– Савва, – сказал генерал, вытирая губы салфеткой, – мы здесь остаемся на ночь. Утром двинемся обратно, если ты свои дела завершил.

– Как скажете, ваше превосходительство, – откликнулся я, из вредности заменив «прикажете» на «скажете». Показав тем самым даже не Бьеркфорту, а полковнику, что мы с генералом из разных ведомств, но я уважаю его возраст и то, что он на чин выше меня по рангу.

Тонкая республиканская кухня меня не впечатлила. Простые рецкие блюда мне нравились больше. Но Бьеркфорт даже вызвал повара в трапезную, чтобы воздать хвалу его талантам. Трудно сказать, кто был больше этим польщен – сам повар или полковник, которого он постоянно кормил.

Повара этого, несмотря на то что у себя дома он был столичной звездой люксового общепита, в армию мобилизовали на общих основаниях, и воевал он не кухарем, а капралом в пехоте первым номером механического пулемета. Таким вот образом власти республики не давали забывать солдатской массе о всеобщем равенстве в республике.

Впрочем, вполне легально в той же республике можно было от призыва откупиться крупной суммой в Фонд обороны. И никого это там не удивляло и не вызывало сомнений в принципах демократии.
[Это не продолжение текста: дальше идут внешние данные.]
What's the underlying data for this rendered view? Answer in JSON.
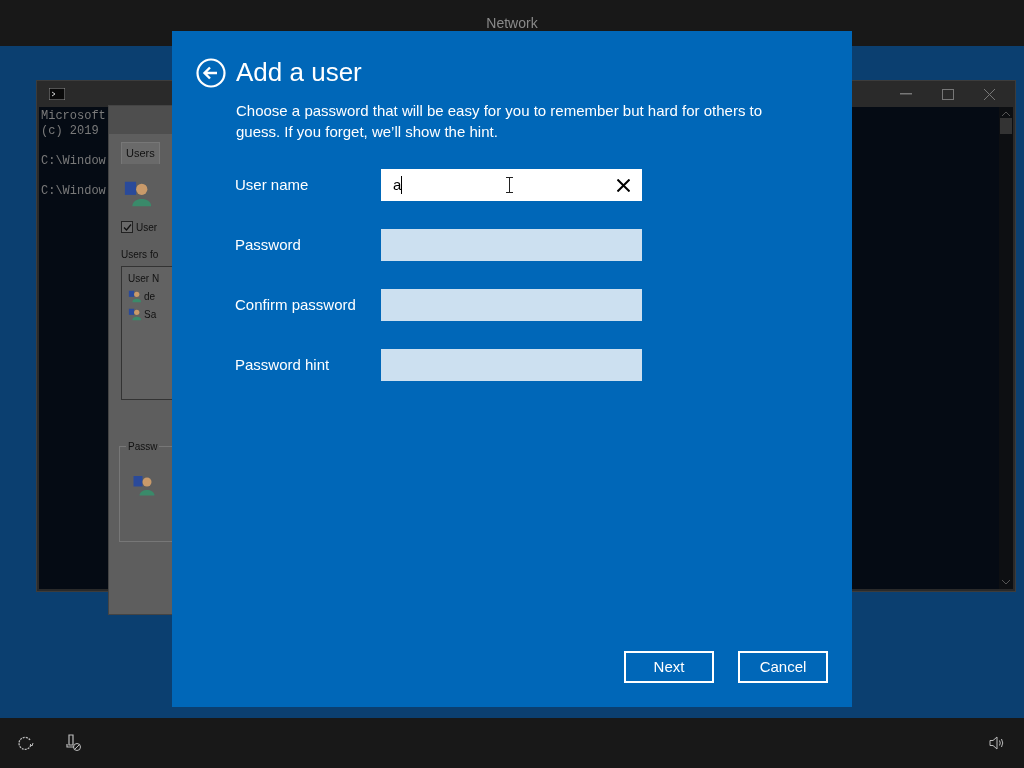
{
  "top_bar": {
    "title": "Network"
  },
  "console_window": {
    "blocks": [
      [
        "Microsoft",
        "(c) 2019"
      ],
      [
        "C:\\Window"
      ],
      [
        "C:\\Window"
      ]
    ]
  },
  "user_accounts_window": {
    "tabs": [
      {
        "label": "Users",
        "selected": true
      }
    ],
    "checkbox": {
      "label": "User",
      "checked": true
    },
    "list_label": "Users fo",
    "list_header": "User N",
    "users": [
      "de",
      "Sa"
    ],
    "group_label": "Passw"
  },
  "dialog": {
    "title": "Add a user",
    "description": "Choose a password that will be easy for you to remember but hard for others to guess. If you forget, we’ll show the hint.",
    "fields": [
      {
        "label": "User name",
        "value": "a",
        "focused": true
      },
      {
        "label": "Password",
        "focused": false
      },
      {
        "label": "Confirm password",
        "focused": false
      },
      {
        "label": "Password hint",
        "focused": false
      }
    ],
    "buttons": [
      "Next",
      "Cancel"
    ]
  }
}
Это лишний раз меня убедило, что демократия – всего лишь способ власти богатых над бедными, а все остальное пропагандистская трескотня.

Поблагодарив щедрого хозяина стола за ужин, я приказал привести ко мне этого пехотного сталевара в бильярдную. Чуйка подсказала, что переговоры в кабинете будут напоминать разделяющую нас фронтовую линию окопов, а канцелярский стол – бруствер. Для моих целей лучше всего подходит неформальная обстановка.

Звали заинтересовавшего меня человека Эдмо Мурант, старший лейтенант 11-го линейного пехотного полка. Тридцати лет. Среднего роста шатен с тонкими усиками и серыми глазами. Тонкокостный. Впрочем, внешности самой заурядной. Чтобы нравиться женщинам, таким надо иметь или толстый кошелек, или известность, ибо интимное знакомство со знаменитостью женщинам льстит и дает возможность задирать нос среди товарок.

– Чем я обязан чести удостоиться внимания самого Кровавого Кобчика? – Лейтенант разбил шары и пошел вокруг стола выглядывать выигрышную позицию.

Говорил республиканский лейтенант на хорошем имперском языке с легким акцентом. Впрочем, курс высшего технического института предполагал наличие такого знания. Наука и техника в этом мире до войны на всей планете была наполовину имперской. И все в цивилизованном мире выписывали техническую периодику из империи.

«Ершистый парень, – подумал я. – Он что, специально нарывается? А «сарафанное радио» в этом лагере поставлено отменно. Охрана моя, что ли, проговорилась местным, кто я? Зайдем тогда с другой стороны».

Разлил я в бокалы коллекционное вино из герцогского подвала, отставил в сторону кувшин и переспросил с легкой ехидцей:

– От известия, что их посетил сам Кровавый Кобчик, я надеюсь, среди контингента не случилось медвежьей болезни?

Лейтенант пригубил темно-фиолетовое, почти черное вино, кивнул, причмокнул довольно и ответил:

– Вроде нет. Хотя догадки ходили самые фантастические. Кстати, как это оно – резать людей ножом? – И лейтенант коротким точным ударом забил шар в лузу.

– Так же, как и стрелять в них, – ответил я спокойным тоном. – Никакой разницы. Разве что когда стреляешь, то не чуешь гнилого запаха изо рта врага. Результат один – ты отнимаешь жизнь, которую не ты дал. Легче всего убивать людей, наверное, корпусным артиллеристам. Они никогда не видят, как от их снарядов за десяток километров разрывает солдат на куски. Иногда даже своих… от «дружественного» огня. На втором месте по легкости убийства стоят воздухоплаватели. Они видят, как от их бомб погибают, но люди сверху кажутся муравьями. Есть в той картине с неба что-то ненастоящее. Больше от игры. – Вот черт, чуть было не ляпнул «компьютерной». – Стрелок в окопе хотя бы видит, как от его пули человек падает и больше не встает. Ближе кавалеристы, которые рубят врагов саблями. Так что, по моему мнению, убивать ножом намного честнее. Враг в состоянии тебе ответить тем же. Ты сам от него на расстоянии вытянутой руки.